La pierre, matériau des six jarres, illustre bien nos cœurs de pierre. Mais le Christ ne s’y résout pas, accomplissant la prophétie : « Je vous donnerai un cœur nouveau, je mettrai en vous un esprit nouveau. J’ôterai de votre chair le cœur de pierre, je vous donnerai un cœur de chair » (Éz 36, 26). Après tout, celui qui n’a pas trouvé une pierre sur laquelle reposer sa tête (Mt 8, 20 ; Lc 9, 58) voudrait bien des consolateurs de son Sacré-Cœur, qui lui n’est pas endurci, pour se reposer. Voilà ce que nous devrions lui proposer dans l’oraison. Au lieu de le saouler de vaines paroles : « lorsque vous priez, ne rabâchez pas comme les païens : ils s’imaginent qu’à force de paroles ils seront exaucés » (Mt 6, 7). N’oublions pas que l’oraison doit être une rencontre. Si nous venons vers lui, lui vient vers nous. Il veut aussi que nous soyons là pour lui, sans rien attendre de lui autre chose que sa personne, pas que les consolations de Dieu mais le Dieu des consolations. « Consolantem me quaesivi, et non inveni » (Ps 68, 21). « J’ai cherché quelqu’un qui qui console et je ne l’ai pas trouvé ». La consolation est d’abord un être-là avec celui qui est abandonné (cum solo). Voilà quelle est notre part, si infime mais indispensable ! « Dieu, qui nous a créés sans nous, n'a pas voulu nous sauver sans nous » (saint Augustin, Sermon 169 , 11, 13; PL 38, 923).

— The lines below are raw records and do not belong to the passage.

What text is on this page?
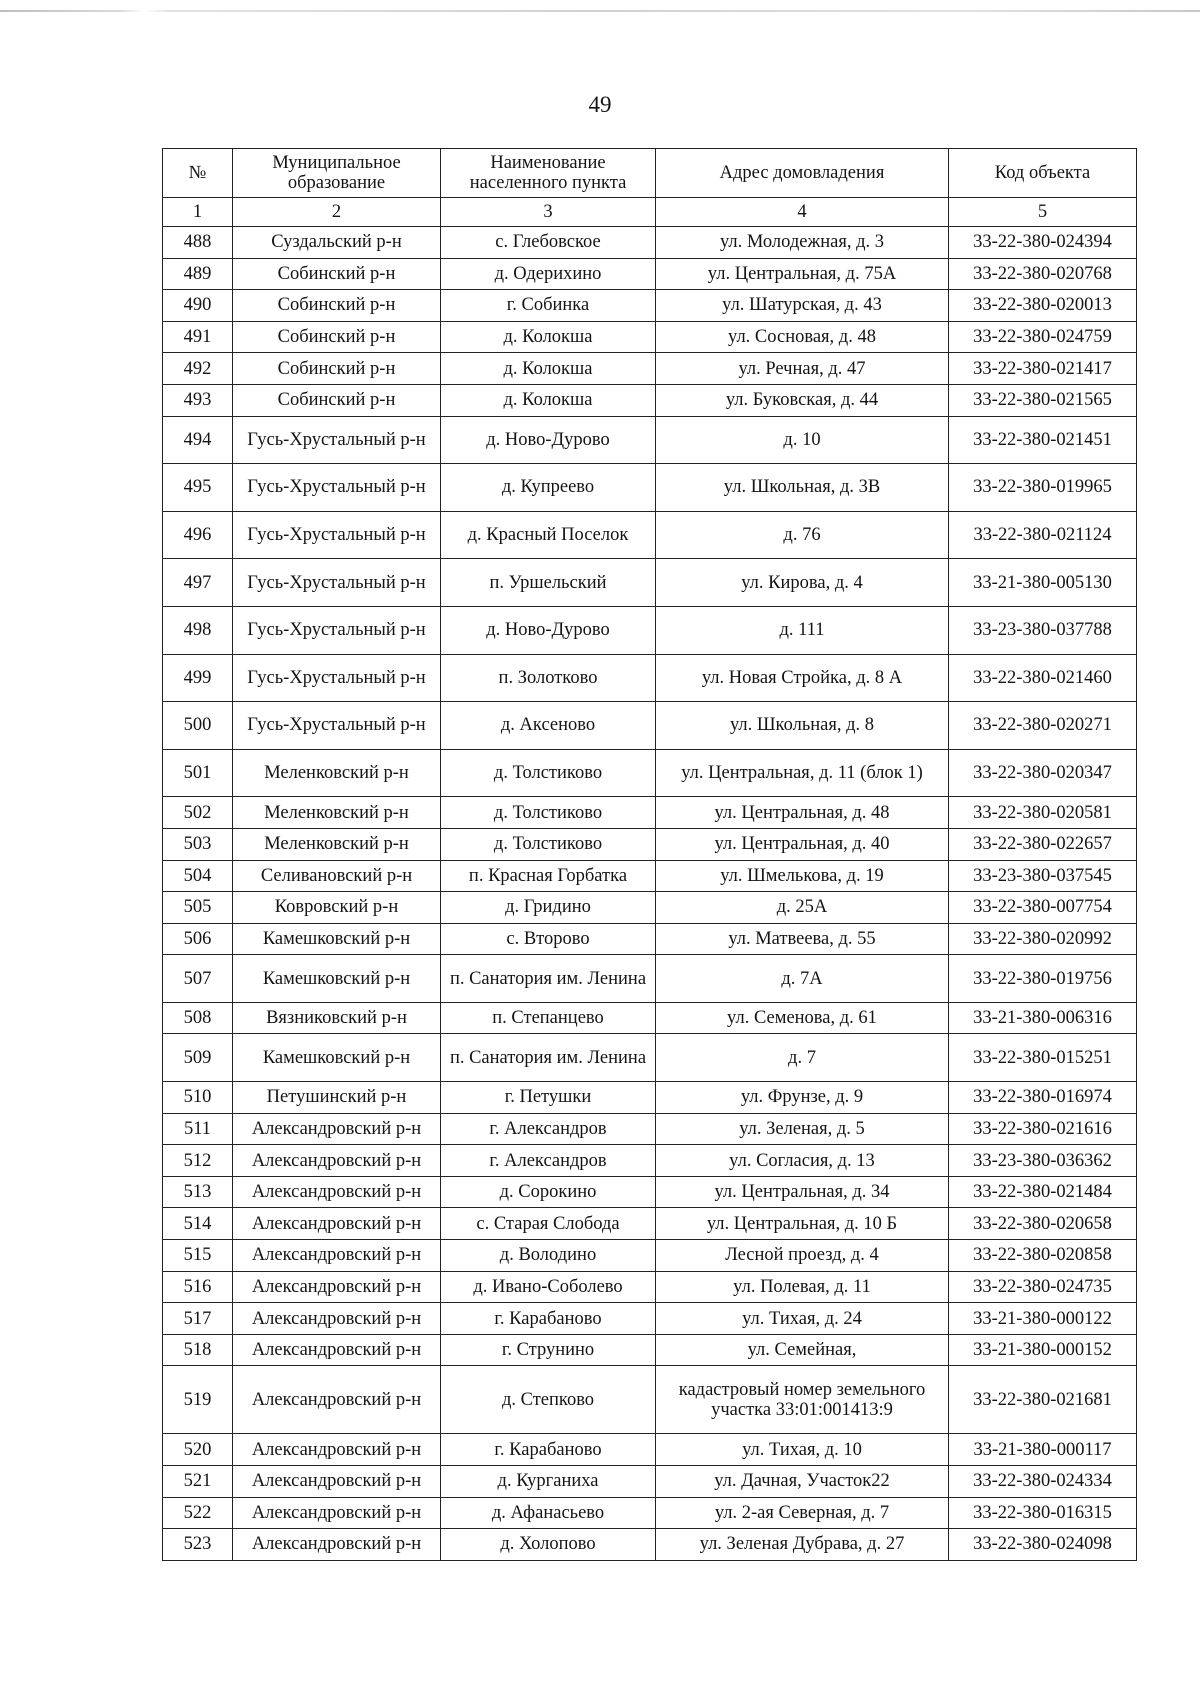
49
№	Муниципальное образование	Наименование населенного пункта	Адрес домовладения	Код объекта
1	2	3	4	5
488	Суздальский р-н	с. Глебовское	ул. Молодежная, д. 3	33-22-380-024394
489	Собинский р-н	д. Одерихино	ул. Центральная, д. 75А	33-22-380-020768
490	Собинский р-н	г. Собинка	ул. Шатурская, д. 43	33-22-380-020013
491	Собинский р-н	д. Колокша	ул. Сосновая, д. 48	33-22-380-024759
492	Собинский р-н	д. Колокша	ул. Речная, д. 47	33-22-380-021417
493	Собинский р-н	д. Колокша	ул. Буковская, д. 44	33-22-380-021565
494	Гусь-Хрустальный р-н	д. Ново-Дурово	д. 10	33-22-380-021451
495	Гусь-Хрустальный р-н	д. Купреево	ул. Школьная, д. 3В	33-22-380-019965
496	Гусь-Хрустальный р-н	д. Красный Поселок	д. 76	33-22-380-021124
497	Гусь-Хрустальный р-н	п. Уршельский	ул. Кирова, д. 4	33-21-380-005130
498	Гусь-Хрустальный р-н	д. Ново-Дурово	д. 111	33-23-380-037788
499	Гусь-Хрустальный р-н	п. Золотково	ул. Новая Стройка, д. 8 А	33-22-380-021460
500	Гусь-Хрустальный р-н	д. Аксеново	ул. Школьная, д. 8	33-22-380-020271
501	Меленковский р-н	д. Толстиково	ул. Центральная, д. 11 (блок 1)	33-22-380-020347
502	Меленковский р-н	д. Толстиково	ул. Центральная, д. 48	33-22-380-020581
503	Меленковский р-н	д. Толстиково	ул. Центральная, д. 40	33-22-380-022657
504	Селивановский р-н	п. Красная Горбатка	ул. Шмелькова, д. 19	33-23-380-037545
505	Ковровский р-н	д. Гридино	д. 25А	33-22-380-007754
506	Камешковский р-н	с. Второво	ул. Матвеева, д. 55	33-22-380-020992
507	Камешковский р-н	п. Санатория им. Ленина	д. 7А	33-22-380-019756
508	Вязниковский р-н	п. Степанцево	ул. Семенова, д. 61	33-21-380-006316
509	Камешковский р-н	п. Санатория им. Ленина	д. 7	33-22-380-015251
510	Петушинский р-н	г. Петушки	ул. Фрунзе, д. 9	33-22-380-016974
511	Александровский р-н	г. Александров	ул. Зеленая, д. 5	33-22-380-021616
512	Александровский р-н	г. Александров	ул. Согласия, д. 13	33-23-380-036362
513	Александровский р-н	д. Сорокино	ул. Центральная, д. 34	33-22-380-021484
514	Александровский р-н	с. Старая Слобода	ул. Центральная, д. 10 Б	33-22-380-020658
515	Александровский р-н	д. Володино	Лесной проезд, д. 4	33-22-380-020858
516	Александровский р-н	д. Ивано-Соболево	ул. Полевая, д. 11	33-22-380-024735
517	Александровский р-н	г. Карабаново	ул. Тихая, д. 24	33-21-380-000122
518	Александровский р-н	г. Струнино	ул. Семейная,	33-21-380-000152
519	Александровский р-н	д. Степково	кадастровый номер земельного участка 33:01:001413:9	33-22-380-021681
520	Александровский р-н	г. Карабаново	ул. Тихая, д. 10	33-21-380-000117
521	Александровский р-н	д. Курганиха	ул. Дачная, Участок22	33-22-380-024334
522	Александровский р-н	д. Афанасьево	ул. 2-ая Северная, д. 7	33-22-380-016315
523	Александровский р-н	д. Холопово	ул. Зеленая Дубрава, д. 27	33-22-380-024098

« Solo Dios basta » (sainte Thérèse de Jésus) : Dieu seul suffit. Élevons notre regard vers le Ciel, vers le Christ. Toujours nous nous laissons alourdir et perdons notre temps vers des réalités prosaïques. Elles sont certes notre lot mais elles doivent être orientées vers en-haut (ἕως ἄνω), d’où vient Jésus. Il élève son regard vers le Ciel (Jn 11, 41), vers son Père, et nous invite à l’imiter en recherchant d’abord les choses d’en-haut plutôt que celles d’en-bas (Col 3, 1-2 : τὰ ἄνω ζητεῖτε). Celles d’en haut sont divisibles à l’infini. Celles d’en-bas sont épuisables et suscitent la concurrence, la haine et la guerre. « Vous, vous êtes d’en bas ; moi, je suis d’en haut » (Jn 8, 23 : Ὑμεῖς ἐκ τῶν κάτω ἐστέ, ἐγὼ ἐκ τῶν ἄνω εἰμί). Mais cet en-haut est accessible ! Il faut puiser (Ἀντλήσατε) comme les serviteurs, comme la Samaritaine (Jn 4, 7 : ἀντλῆσαι). Puiser où ? Dans le Sacré-Cœur de Jésus ! (haurietis aquas : « Exultant de joie, vous puiserez les eaux aux sources du salut », Is 12, 3). L’homme est un être de manque : ici il manque de vin (ὑστερήσαντος), au jeune homme riche (Mc 10, 21 : ὑστερεῖ), qui est comblé des biens d’ici-bas, même respectant les commandements, il ne manque qu’une chose, l’essentiel, le Christ ! Puisons la grâce de nous laisser transformer par l’Esprit Saint en un bon fils dans le Fils.